«Jetzt Far­be be­ken­nen!»

Ein Kommentar zur Revision der ­Ordnung SIA 144 für Ingenieur- und Architekturleistungsofferten von Marco Waldhauser, Präsident der Berufsgruppe Technik BG und Mitinhaber von Waldhauser + Hermann.

Publikationsdatum
24-02-2021

«Wir dürfen stolz sein auf den SIA, der wie kein anderer Verein Fachleute aus verschiedensten Bereichen von Architektur und Ingenieurwesen unter einem Dach zusammenführt – und so durch gelebte Interdisziplinarität massgeblich zu einer guten Baukultur beiträgt und die Qualität hochhält.

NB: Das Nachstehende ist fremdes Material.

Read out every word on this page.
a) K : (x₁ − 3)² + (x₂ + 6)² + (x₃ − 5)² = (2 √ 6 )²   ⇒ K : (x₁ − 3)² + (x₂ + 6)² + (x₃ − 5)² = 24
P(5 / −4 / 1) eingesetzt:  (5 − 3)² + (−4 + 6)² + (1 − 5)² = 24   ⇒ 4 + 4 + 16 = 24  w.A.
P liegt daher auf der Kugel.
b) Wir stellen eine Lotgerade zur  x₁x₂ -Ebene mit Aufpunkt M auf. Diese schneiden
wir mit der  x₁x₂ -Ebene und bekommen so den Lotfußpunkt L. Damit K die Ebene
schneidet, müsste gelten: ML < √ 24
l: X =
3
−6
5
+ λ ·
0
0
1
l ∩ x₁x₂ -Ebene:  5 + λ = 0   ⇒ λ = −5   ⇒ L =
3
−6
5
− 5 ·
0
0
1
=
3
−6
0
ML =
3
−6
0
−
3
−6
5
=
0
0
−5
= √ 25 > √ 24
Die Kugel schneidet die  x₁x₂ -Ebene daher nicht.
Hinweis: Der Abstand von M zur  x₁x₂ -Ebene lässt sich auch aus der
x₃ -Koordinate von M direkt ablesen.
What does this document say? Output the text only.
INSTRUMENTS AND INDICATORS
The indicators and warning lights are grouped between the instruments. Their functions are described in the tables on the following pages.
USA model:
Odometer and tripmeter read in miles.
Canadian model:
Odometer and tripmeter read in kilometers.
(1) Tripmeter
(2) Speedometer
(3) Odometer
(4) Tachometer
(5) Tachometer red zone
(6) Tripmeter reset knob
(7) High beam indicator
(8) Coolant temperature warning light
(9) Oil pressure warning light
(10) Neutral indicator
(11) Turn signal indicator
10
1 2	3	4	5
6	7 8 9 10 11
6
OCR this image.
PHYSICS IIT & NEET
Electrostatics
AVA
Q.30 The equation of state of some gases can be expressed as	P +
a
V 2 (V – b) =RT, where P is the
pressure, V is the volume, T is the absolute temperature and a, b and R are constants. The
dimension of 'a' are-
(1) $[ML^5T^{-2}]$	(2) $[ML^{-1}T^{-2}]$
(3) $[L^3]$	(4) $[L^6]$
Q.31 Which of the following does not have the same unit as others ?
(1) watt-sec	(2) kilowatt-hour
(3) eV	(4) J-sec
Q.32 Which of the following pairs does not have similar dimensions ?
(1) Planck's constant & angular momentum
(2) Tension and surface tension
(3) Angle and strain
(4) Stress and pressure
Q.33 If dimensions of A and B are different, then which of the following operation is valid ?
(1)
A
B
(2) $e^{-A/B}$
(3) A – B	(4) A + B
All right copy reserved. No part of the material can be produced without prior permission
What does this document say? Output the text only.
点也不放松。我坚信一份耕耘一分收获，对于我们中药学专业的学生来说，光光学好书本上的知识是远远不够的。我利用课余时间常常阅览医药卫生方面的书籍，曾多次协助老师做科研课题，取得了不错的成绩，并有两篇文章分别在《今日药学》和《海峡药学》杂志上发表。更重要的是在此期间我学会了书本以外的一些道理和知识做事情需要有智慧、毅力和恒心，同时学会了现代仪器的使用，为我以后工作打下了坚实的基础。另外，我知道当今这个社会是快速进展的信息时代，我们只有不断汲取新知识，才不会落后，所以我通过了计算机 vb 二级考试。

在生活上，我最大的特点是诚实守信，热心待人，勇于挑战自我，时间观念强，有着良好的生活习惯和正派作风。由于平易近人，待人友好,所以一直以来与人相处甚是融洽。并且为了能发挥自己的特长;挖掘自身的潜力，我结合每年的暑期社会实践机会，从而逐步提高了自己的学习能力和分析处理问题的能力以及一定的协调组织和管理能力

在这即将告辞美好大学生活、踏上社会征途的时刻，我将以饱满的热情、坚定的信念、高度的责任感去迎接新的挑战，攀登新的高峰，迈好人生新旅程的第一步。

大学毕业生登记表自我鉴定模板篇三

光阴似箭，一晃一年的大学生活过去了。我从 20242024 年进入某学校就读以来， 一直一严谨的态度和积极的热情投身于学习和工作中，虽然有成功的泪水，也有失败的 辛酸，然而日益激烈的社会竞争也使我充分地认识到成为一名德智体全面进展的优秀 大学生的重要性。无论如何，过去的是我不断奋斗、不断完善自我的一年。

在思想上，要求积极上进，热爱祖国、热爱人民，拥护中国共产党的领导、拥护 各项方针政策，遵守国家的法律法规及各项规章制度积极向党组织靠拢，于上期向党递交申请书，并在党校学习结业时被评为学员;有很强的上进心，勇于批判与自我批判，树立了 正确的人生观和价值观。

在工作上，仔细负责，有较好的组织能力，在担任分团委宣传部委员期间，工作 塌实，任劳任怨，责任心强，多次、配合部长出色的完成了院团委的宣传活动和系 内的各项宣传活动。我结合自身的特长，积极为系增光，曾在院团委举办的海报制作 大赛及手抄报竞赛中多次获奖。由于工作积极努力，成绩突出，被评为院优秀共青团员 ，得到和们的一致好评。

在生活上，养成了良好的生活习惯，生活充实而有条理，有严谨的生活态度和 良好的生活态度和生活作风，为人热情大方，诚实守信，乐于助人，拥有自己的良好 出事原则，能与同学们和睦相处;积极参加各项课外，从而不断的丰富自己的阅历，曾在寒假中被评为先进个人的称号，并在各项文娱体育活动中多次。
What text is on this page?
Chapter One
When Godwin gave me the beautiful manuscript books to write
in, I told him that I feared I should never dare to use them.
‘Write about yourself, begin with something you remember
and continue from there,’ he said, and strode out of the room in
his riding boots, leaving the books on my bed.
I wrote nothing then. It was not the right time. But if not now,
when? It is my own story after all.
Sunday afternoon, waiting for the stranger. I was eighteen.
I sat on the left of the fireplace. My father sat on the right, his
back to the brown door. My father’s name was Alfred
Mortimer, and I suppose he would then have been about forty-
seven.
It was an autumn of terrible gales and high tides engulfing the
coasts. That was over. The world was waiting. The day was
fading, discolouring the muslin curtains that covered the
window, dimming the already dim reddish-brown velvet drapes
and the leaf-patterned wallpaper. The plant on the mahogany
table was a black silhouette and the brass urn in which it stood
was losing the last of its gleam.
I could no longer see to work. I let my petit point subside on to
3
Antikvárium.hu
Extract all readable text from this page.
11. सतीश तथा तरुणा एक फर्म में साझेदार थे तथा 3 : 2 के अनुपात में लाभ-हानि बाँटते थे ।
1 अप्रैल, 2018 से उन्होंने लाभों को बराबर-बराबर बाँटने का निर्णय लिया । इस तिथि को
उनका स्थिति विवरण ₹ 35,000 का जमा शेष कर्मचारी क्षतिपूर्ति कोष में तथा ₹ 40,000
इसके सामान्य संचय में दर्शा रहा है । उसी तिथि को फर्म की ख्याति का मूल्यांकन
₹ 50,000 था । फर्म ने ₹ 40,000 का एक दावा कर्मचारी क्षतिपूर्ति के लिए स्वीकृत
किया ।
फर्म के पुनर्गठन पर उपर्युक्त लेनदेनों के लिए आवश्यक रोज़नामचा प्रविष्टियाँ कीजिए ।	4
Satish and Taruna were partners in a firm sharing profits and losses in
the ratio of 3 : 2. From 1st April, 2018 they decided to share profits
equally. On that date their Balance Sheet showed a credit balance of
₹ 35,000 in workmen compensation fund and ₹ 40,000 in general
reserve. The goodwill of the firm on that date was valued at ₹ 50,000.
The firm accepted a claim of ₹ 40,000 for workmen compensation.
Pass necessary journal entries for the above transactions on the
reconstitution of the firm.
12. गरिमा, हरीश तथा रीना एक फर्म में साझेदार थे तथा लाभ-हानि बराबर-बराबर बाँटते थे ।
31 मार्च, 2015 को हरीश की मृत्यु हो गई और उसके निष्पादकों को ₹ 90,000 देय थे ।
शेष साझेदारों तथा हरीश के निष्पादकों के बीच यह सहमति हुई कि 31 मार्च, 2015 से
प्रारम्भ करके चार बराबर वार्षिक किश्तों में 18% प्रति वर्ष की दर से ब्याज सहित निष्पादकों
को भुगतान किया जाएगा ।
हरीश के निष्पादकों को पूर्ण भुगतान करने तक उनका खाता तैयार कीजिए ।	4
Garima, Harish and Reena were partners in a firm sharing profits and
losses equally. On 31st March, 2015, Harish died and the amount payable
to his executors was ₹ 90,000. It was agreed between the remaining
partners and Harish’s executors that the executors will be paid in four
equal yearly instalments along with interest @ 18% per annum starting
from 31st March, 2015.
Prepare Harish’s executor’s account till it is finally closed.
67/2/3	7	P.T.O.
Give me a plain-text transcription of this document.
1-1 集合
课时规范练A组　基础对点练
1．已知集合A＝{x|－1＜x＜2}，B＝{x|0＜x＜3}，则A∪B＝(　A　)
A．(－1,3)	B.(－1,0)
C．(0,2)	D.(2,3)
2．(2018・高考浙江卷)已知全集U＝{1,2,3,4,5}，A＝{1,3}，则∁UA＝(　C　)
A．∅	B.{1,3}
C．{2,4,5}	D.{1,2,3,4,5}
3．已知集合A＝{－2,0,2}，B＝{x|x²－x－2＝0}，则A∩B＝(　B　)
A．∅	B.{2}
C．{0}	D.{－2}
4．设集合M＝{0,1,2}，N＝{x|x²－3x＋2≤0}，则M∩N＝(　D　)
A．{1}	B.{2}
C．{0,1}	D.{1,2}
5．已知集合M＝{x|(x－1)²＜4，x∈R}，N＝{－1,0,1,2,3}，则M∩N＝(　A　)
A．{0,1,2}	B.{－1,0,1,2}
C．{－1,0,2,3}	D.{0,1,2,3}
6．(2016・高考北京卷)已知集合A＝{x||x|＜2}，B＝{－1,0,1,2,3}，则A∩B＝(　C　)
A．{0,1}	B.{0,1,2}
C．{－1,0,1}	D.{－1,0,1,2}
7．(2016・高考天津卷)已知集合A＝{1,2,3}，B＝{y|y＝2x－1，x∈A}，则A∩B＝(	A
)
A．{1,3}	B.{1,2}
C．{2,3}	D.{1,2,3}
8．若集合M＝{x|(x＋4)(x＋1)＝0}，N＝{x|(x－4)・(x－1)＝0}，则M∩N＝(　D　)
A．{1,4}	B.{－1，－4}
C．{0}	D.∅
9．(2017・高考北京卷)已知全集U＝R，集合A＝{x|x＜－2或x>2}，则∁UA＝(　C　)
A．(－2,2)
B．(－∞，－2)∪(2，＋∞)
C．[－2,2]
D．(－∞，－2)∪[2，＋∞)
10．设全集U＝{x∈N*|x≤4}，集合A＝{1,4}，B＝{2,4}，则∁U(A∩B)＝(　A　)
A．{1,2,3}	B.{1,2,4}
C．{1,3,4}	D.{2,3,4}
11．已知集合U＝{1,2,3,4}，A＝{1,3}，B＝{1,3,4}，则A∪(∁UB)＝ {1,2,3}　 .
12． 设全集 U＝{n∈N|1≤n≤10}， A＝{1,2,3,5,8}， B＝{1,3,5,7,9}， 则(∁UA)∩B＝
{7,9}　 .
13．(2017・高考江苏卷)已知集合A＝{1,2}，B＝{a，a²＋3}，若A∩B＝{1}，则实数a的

Wir müssen jedoch auch anerkennen, dass es der SIA bisher nicht geschafft hat, faire Vergaberegeln für all seine Mitglieder zu formulieren Die heutigen, gut etablierten Ordnungen zum Thema beziehen sich fast ausschliesslich auf die Architektur. Da ist leider fertig mit Interdisziplinarität.

Die revidierte SIA 144 soll eine wichtige Grundlage für faire Vergabeverfahren für intellektuelle Dienstleistungen schaffen. Sie ist damit die erste echte interdisziplinäre Ordnung im Vergabewesen und stellt für alle die Qualität der Leistung vor den Preis. Das muss im Sinn aller sein, sowohl für die Besteller als auch für die Anbieter.

Die Ordnung mag noch nicht perfekt sein; sie wird sich, wie alle anderen Ordnungen, mit einer breiteren Anwendung und Erfahrungen stetig weiterent­wickeln und verbessern. Und sie kannibalisiert nicht, wie teilweise befürchtet, die ordentlichen Wett­bewerbsverfahren: Im Gegenteil, gerade ohne diese Ordnung würden wir zunehmend mit einem breiten Strauss von verschiedenen Planerwahlverfahren konfrontiert.

Es ist Zeit, Farbe zu bekennen und die gelobte Interdiszi­pli­­na­­rität wirklich zu leben. Reine Preisvergaben für Planerdienstleistungen, wie sie die SIA-Mit­glie­der bisher akzeptiert haben, sind ein Affront gegenüber allen Betroffenen und zeichnen ein schwarzes Bild der Wertschätzung untereinander. Setzen wir also ein Zeichen und schaffen wir mit der revidierten SIA 144 die Grundlage für eine gleichwer­tige Zusammen­arbeit!»

Leistungs­offerte neu


Am 1. Januar traten das revidierte Bundesgesetz über das öffentliche Beschaffungswesen BöB und die dazu gehörige Verordnung VöB in Kraft. Sie sollen die Qualität, die Innovation und die Nachhaltigkeit des Bauwerks Schweiz fördern: Neu soll nicht das «günstigste», sondern das «vorteilhafteste» Projekt den Zuschlag bekommen.

 

Daher enthalten die Beurteilungskriterien neben dem Preis auch eine Reihe weiterer Aspekte, die eine umfassendere Be­wertung ermöglichen. Analog dazu erfolgt seit 2017 die Revision der ­Ordnung SIA 144 für Ingenieur- und Architekturleistungsofferten – ebenfalls mit dem Ziel, projektbezogene Qualitätskriterien ­aufzuwerten gegenüber dem Preiskriterium, das heute im Vordergrund steht. Die Vernehm­las­sung endete im Herbst 2020. Zurzeit läuft die Überarbeitung; nach deren Abschluss wird die Delegiertenversammlung des SIA über die Freigabe abstimmen.